Common implementation failures and how to avoid them
Several failure modes appear repeatedly in OCPP smart charging deployments that were implemented without a clear understanding of the profile model:
Profile not persisted across charge point reboot. OCPP 1.6 specifies that charge points should persist profiles across reboots, but this is a "SHOULD" recommendation, not a "MUST". Several charge point firmware versions do not persist TxDefaultProfile across firmware updates or power cycles. A fleet that relies on profiles set months ago and never re-validates them is running without active smart charging after the first firmware update. Profiles should be re-pushed after any charge point reboot or firmware update event, triggered by the BootNotification message.
Incorrect chargingRateUnit. OCPP allows profiles to specify limits in Amps (A) or Watts (W). Some charge point firmware implementations interpret Amp limits as per-phase rather than per-connector, others as total connector current. For 3-phase AC chargers, specifying 32A in a profile that the firmware interprets as per-phase delivers 3 × 32A × 230V = 22 kW, while a firmware that interprets it as total-connector current delivers 32A / 3 × 230V = 2.5 kW — an 8.8× difference that will result in vehicles charging far too slowly for departure readiness. Always validate the firmware's interpretation with a known-good test session before deploying fleet-wide profiles.
NumberPhases mismatch. OCPP 1.6 includes a NumberPhases field in ChargingSchedulePeriod that can restrict charging to 1 or 3 phases. Some firmware treats an absent NumberPhases field as "1 phase", dramatically under-delivering power. Explicitly set NumberPhases: 3 for all 3-phase AC charger profiles to avoid this ambiguity.
Profile overlap causing unexpected current reduction. If multiple profiles are active with overlapping validity windows at different stackLevel values, the charge point applies the highest-stackLevel matching profile. A stale high-stackLevel profile from a previous month that wasn't cleared via ClearChargingProfile.req can silently reduce all charging to its limit values, with no visible error in the CPMS. Regular profile audit via GetChargingProfiles.req (OCPP 2.0.1) or equivalent is good practice.
Testing smart charging profile compliance before fleet deployment
The OCPP Alliance maintains a compliance test specification for Smart Charging (SC) functionality, identifying specific test cases for SetChargingProfile, ClearChargingProfile, GetCompositeSchedule, and related flows. Before deploying a new charge point model into a fleet that depends on smart charging profiles, operators should verify compliance with at minimum: SC-01 through SC-10 (basic profile set/clear/retrieve), and the composite schedule test cases that validate how the charge point resolves profile conflicts at runtime.
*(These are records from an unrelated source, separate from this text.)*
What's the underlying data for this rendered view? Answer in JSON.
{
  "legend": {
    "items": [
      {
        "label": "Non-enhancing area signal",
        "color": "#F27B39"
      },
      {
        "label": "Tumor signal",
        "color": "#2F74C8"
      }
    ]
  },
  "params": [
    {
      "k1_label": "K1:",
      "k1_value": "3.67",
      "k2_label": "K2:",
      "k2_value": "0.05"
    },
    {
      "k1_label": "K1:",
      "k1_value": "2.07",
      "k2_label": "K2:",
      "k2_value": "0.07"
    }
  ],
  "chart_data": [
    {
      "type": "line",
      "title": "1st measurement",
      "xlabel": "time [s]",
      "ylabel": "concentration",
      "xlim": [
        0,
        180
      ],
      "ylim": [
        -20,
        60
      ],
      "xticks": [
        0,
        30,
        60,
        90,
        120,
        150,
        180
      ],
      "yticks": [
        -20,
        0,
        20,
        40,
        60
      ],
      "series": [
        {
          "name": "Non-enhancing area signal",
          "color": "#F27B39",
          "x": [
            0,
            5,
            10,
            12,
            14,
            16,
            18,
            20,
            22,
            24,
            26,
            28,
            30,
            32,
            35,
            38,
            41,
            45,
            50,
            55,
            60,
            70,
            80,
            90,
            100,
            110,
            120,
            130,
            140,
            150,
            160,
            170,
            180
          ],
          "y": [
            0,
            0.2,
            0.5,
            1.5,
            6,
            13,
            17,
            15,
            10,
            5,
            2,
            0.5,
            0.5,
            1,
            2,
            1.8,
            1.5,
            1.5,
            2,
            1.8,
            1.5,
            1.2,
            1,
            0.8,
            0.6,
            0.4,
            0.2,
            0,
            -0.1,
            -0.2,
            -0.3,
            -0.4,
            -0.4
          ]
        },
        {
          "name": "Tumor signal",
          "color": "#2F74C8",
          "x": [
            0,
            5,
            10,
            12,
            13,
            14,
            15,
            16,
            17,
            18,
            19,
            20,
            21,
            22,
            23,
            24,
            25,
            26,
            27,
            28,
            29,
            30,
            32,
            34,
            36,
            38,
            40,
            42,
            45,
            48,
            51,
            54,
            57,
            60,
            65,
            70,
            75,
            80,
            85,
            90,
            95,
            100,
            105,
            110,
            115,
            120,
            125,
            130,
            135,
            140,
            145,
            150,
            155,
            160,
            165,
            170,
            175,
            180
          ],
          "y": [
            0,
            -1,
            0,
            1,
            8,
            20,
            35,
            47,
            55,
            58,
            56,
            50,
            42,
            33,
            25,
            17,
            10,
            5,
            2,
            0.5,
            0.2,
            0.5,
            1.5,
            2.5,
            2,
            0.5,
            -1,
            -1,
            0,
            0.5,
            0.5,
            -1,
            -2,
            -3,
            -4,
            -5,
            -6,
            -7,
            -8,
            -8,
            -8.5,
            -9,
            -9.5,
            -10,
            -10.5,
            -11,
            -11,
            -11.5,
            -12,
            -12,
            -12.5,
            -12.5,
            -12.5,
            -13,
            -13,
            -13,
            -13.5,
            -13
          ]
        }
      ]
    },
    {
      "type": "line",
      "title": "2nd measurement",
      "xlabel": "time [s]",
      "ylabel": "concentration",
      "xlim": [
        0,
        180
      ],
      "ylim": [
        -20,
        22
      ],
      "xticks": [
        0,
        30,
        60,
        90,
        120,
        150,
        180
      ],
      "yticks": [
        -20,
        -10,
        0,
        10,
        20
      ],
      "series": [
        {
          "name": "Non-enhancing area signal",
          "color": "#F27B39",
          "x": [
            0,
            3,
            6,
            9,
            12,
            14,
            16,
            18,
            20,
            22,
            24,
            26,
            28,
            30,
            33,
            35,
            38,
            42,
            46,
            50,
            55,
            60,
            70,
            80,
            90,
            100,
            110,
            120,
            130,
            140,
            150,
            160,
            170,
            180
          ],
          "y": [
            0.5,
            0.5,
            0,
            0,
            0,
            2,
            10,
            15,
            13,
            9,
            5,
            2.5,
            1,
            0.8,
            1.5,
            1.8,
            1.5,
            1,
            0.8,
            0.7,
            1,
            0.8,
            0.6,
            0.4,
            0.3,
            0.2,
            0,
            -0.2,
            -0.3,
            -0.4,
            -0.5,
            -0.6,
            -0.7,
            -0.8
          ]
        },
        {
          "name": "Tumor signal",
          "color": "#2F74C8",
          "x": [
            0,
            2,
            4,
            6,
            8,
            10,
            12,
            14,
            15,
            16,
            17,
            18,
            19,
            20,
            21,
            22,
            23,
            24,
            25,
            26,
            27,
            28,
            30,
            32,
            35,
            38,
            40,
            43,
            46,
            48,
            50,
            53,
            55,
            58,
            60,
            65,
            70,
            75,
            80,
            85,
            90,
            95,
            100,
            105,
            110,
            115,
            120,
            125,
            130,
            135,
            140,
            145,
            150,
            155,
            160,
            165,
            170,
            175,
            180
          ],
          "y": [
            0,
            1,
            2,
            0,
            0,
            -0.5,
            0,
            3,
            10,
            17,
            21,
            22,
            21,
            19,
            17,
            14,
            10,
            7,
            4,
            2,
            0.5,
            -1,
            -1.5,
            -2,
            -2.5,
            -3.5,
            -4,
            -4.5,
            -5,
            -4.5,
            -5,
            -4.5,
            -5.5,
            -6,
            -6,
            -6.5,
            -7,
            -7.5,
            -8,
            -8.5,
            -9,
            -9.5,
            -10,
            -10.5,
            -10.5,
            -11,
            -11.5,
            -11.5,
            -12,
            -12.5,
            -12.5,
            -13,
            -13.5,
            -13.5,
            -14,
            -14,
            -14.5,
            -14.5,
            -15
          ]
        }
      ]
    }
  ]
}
The practical approach for a depot deploying a new charge point model alongside existing hardware is to run a parallel test: connect one unit of the new model, push a TxDefaultProfile with a distinctive limit pattern, connect a test vehicle, and verify that the OCPP MeterValues messages reflect the limit from the profile — not the charger's default maximum — within 30 seconds of session start. This takes 20 minutes and catches the most common firmware non-conformances before they affect an entire fleet deployment.